= Sophie Zahrtmann =

Danish deaconess and nurse

Mette Sophie Zahrtmann (1841–1925) was a Danish deaconess and nurse. Zahrtmann became Sister Superior of the Danish Deaconess Institute in Copenhagen after the death of its founder Louise Conring in 1891. She is remembered for expanding the deaconess network in Denmark with additional homes and care centres and for adding theory to the training courses for nurses.

==Early life==
Born on 23 July 1841 in Vammen to the north-west of Viborg, Zahrtmann was the daughter of Johan Henrich Zahrtmann and his wife Marie Dorothea Poulsen. She was one of seven children brought up in the rectory at Hatting near Horsens where her father was the parish priest. Like her cousin, the painter Kristian Zahrtmann, she was interested in art and took courses in drawing and painting.

In 1855, while her sister was undergoing an operation at Frederiks Hospital in Copenhagen, Søren Kierkegaard died at the hospital, awakening Zahrtmann's interest in the philosopher. She was also impressed by Ilia Fibiger, Denmark's first professional nurse, who worked at the hospital. After her mother died in 1858, Zahrtmann contemplated taking up a career but her father persuaded her to stay at home to take care of her younger sisters. The rectory suffered under the Danish War of 1864, causing Zahrtmann considerable distress from which she never fully recovered. Shortly before her father died in 1867, she received his permission to become a deaconess. First, however, she spent four years in Aarhus, caring for two blind children.

==Career==
In 1872, Zahrtmann began her training at the Deaconess Institute in Strasbourg rather than at the one in Copenhagen as she thought she would find more understanding there for Denmark's loss in the war as Alsace had also been annexed to Germany in 1870. While abroad, she also worked for a period in a large hospital in Neuchâtel and spent some time in the Deaconess Institute in Paris. But she was attached above all to the mother house in Strasbourg where she was installed as a deaconess in 1877.

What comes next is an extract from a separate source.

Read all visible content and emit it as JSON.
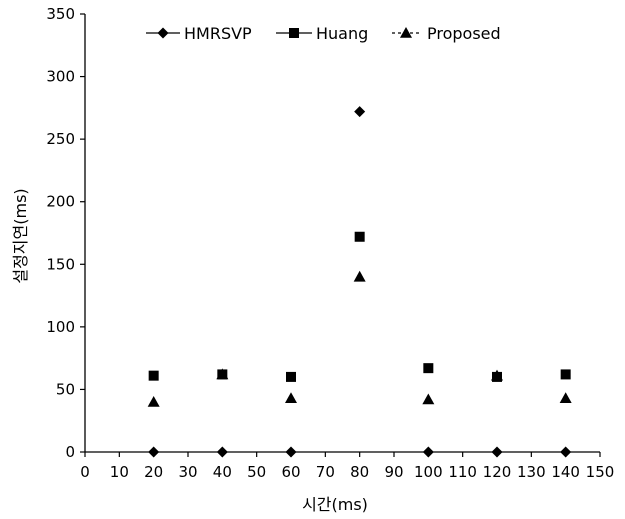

In 1879, she was assigned to Copenhagen's Deaconess Institute, where she played a central role in training its new sisters in nursing and Christian ethics. One of her important innovations was to introduce nursing theory as a component of the courses. She also emphasized the importance of a religious approach, drawing on her father's teaching. She became increasingly popular with her students and brought a more pleasant atmosphere to the institute. When Louise Corning died in 1891, Zahrtmann became Sister Superior, expanding the deaconess network throughout Denmark with additional branches and care centres. She also maintained contacts south of the Danish border in Schleswig-Holstein, often inviting Danish-speaking sisters to Denmark for free training. During her leadership, the number of sisters grew from 185 to 300. From 1903, she began systematically to improve the training courses in nursing, appointing Ingeborg Schrøder as head of training. By 1913, the training courses had been largely formalized and lasted for two years, six months being devoted to theory alone.

When she retired in 1914, she moved to the deaconess home in Gentofte, fully avoiding any interference with her successor Victoria Jensen. While a pensioner, she wrote a number of articles on Louise Conring as well as her own memoirs; both were later published in Den danske Diakonissestiftelses Årbog.

She died on 4 May 1925 in the Copenhagen district of Frederiksberg and is buried in Solbjerg Park Cemetery.